As an accomplished composer, Danielle Eva Schwob has worked with Philip Glass, Jóhann Jóhannsson, and Ben Folds and her impressive compositions has been featured in numerous film, radio and television projects of all stripes. However, it's her work as DELANILA that we're excited to feature today.
Schwob's dark alter ego conjures comparisons to the Material Girl for her ability to create songs both seductive and muscular. Today's featured premiere, "Time Slips Away," is a hypnotic, ghostly song whose musical mood matches the shadowy subject about which she sings.
We asked Danielle to tell us about the song's origins:
"Time Slips Away" is about wasting time online. Written during a period when I was working at home on my own and staring at a screen a lot, its lyrics are deliberately repetitive, as life can sometimes be. For a long time, it was lost in search of a better chorus, a bigger sound and an apocalyptic outro. True to its title, it took me a long time to finish.

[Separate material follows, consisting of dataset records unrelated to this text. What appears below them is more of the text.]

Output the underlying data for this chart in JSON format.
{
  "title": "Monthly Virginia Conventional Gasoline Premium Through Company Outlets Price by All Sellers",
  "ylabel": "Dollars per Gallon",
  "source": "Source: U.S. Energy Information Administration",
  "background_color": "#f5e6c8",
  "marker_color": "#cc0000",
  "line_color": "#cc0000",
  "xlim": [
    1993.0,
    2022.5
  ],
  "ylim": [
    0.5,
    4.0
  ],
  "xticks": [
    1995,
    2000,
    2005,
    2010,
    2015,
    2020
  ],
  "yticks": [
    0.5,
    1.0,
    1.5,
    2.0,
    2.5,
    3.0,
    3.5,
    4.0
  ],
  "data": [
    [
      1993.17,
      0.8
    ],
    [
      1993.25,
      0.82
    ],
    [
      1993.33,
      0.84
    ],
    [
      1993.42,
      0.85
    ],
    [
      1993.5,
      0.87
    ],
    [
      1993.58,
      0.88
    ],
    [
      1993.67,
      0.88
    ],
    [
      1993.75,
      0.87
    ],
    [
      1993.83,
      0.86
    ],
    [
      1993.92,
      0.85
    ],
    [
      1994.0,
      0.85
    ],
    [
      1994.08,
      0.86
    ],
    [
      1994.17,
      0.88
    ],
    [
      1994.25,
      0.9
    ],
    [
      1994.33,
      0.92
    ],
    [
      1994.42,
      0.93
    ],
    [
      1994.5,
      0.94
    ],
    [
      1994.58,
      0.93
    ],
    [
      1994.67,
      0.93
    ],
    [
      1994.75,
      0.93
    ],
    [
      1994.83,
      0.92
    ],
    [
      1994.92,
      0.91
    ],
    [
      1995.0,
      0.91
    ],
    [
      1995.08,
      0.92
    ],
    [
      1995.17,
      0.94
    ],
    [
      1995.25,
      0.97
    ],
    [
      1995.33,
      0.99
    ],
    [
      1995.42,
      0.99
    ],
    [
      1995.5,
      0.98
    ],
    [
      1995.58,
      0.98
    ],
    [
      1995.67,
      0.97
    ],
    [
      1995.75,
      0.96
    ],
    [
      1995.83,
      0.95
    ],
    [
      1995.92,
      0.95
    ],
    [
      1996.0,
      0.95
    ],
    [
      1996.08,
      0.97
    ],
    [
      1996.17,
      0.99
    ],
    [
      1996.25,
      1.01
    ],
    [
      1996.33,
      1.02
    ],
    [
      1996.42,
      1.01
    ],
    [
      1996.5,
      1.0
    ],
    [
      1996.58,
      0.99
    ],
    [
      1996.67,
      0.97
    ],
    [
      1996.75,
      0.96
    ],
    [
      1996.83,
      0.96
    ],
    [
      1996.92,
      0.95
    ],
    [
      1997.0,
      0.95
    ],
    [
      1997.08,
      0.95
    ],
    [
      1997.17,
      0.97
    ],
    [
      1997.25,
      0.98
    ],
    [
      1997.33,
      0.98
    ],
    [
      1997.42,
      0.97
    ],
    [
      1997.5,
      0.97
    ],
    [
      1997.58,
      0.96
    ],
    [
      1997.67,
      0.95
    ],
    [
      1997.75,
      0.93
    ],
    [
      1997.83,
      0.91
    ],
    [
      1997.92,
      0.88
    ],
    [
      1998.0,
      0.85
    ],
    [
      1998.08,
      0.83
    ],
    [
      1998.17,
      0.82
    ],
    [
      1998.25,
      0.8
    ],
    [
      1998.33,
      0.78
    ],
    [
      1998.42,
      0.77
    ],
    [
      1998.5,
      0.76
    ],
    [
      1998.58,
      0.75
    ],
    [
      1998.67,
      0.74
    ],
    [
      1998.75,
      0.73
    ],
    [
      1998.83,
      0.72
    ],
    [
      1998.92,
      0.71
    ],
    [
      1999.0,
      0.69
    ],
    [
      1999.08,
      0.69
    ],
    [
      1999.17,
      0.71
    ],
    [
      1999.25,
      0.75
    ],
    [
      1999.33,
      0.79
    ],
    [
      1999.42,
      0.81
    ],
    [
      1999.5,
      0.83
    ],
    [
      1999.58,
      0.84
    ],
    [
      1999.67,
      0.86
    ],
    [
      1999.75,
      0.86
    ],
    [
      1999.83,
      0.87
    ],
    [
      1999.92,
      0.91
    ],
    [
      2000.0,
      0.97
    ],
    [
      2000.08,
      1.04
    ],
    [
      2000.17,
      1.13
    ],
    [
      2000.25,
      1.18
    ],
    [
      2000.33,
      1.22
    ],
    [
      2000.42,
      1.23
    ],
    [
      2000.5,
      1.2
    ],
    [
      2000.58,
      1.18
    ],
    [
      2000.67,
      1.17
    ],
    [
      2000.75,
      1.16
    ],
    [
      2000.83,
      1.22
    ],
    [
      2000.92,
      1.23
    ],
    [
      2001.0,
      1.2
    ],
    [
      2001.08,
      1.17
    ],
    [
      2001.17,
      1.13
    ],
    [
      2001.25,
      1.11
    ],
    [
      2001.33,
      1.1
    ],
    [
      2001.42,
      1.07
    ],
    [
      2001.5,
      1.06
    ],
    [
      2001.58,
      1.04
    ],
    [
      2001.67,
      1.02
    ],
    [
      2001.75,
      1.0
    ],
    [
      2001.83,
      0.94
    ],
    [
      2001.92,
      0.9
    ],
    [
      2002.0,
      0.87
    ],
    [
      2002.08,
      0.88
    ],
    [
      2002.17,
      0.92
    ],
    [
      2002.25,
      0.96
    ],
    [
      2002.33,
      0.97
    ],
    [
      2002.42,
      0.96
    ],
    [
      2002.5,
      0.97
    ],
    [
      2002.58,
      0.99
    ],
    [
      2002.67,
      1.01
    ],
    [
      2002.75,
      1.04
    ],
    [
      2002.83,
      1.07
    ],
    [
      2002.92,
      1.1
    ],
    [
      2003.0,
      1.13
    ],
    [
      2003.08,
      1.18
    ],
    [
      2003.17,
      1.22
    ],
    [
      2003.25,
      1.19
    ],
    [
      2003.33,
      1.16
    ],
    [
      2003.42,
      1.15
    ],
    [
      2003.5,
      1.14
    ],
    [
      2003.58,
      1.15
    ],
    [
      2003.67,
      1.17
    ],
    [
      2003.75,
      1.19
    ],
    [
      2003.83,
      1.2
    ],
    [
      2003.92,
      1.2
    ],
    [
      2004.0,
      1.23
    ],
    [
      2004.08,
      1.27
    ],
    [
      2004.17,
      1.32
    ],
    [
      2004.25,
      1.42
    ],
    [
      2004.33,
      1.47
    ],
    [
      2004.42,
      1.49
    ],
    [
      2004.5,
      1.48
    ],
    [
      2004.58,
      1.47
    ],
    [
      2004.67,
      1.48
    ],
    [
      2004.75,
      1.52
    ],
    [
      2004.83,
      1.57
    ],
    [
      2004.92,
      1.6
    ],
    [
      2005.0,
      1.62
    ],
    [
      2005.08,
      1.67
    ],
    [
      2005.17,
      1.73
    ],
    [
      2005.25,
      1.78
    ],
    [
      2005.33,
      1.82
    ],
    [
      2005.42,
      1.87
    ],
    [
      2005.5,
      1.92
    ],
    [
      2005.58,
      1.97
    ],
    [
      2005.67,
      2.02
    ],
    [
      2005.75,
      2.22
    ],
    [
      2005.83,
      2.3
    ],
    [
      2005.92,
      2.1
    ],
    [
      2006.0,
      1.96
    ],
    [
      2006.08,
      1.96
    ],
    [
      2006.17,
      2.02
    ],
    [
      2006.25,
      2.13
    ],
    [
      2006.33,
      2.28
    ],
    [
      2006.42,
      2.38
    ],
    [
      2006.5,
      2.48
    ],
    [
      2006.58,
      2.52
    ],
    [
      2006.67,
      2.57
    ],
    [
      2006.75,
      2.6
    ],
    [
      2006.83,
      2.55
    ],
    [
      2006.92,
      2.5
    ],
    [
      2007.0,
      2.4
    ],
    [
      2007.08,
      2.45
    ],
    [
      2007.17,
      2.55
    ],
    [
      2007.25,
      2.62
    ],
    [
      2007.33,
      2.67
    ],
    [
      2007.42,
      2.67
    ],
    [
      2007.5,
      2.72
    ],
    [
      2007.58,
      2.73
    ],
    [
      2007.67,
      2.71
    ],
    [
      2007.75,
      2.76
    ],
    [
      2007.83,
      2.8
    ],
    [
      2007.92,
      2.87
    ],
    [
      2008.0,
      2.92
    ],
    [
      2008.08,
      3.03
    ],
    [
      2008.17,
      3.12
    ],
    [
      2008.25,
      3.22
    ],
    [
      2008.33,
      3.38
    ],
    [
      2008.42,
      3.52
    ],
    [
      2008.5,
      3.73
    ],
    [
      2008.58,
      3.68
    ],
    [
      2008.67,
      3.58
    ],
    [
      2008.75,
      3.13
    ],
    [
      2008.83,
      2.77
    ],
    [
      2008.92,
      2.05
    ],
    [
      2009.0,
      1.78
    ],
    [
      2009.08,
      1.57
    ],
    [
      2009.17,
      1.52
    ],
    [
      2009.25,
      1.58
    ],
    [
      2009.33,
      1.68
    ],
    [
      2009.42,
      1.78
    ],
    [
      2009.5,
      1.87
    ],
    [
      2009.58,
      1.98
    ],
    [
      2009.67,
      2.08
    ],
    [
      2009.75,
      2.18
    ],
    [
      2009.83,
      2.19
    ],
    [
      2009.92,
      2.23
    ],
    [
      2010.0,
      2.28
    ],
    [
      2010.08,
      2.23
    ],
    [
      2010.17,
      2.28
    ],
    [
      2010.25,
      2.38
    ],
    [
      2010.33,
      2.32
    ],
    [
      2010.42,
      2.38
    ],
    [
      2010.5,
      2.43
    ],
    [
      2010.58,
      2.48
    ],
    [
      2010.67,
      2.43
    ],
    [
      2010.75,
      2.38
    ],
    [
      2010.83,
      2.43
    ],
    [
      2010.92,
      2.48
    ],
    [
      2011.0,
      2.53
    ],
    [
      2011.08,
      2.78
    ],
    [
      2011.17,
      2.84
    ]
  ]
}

I wanted the ending, and the lyrics, to feel like the earth was caving in. Because sometimes it feels like it is. It’s 2019 and politics doubles as entertainment, we waste hours interacting with each others' avatars, texting and “liking” and typing but not speaking, watching friends “fade into the strangest lives” and blindly following celebrities while wondering why our relationships lack depth. My screen is my “hollow windowpane” to the world, through which I “watch as it disintegrates.” Life: wired in and simultaneously disconnected. Beyond that, the song is about how strange it is to walk the long and largely solitary path towards becoming a good songwriter/composer with an internet connection, linked artificially to everyone you have ever known while writing alone in a room.
I wrote and demo’d it initially in my home studio, sorting out programming and mapping out guitar, bass and synth parts. Then I worked on it some more with Pearse MacIntyre (Emily Burns), who is a great musician and programmer, at Abbey Road in London, and producer David Bottrill (Tool, Muse) in NY along with the rest of the band – Nick Semrad (Cory Henry & The Funk Apostles), Adam Agati (Ludacris), Reuben Cainer (Animus Rexx) and Jim Orso (Escort). Playing alongside such brilliant musicians was a blast. Then David and I tracked vocals and mixed it in Toronto, which took most of the winter because we recorded way too much. He’s the single biggest reason the project sounds as expressive, expansive and clear as it does, though Emily Lazar, our mastering engineer, had a huge hand in that as well.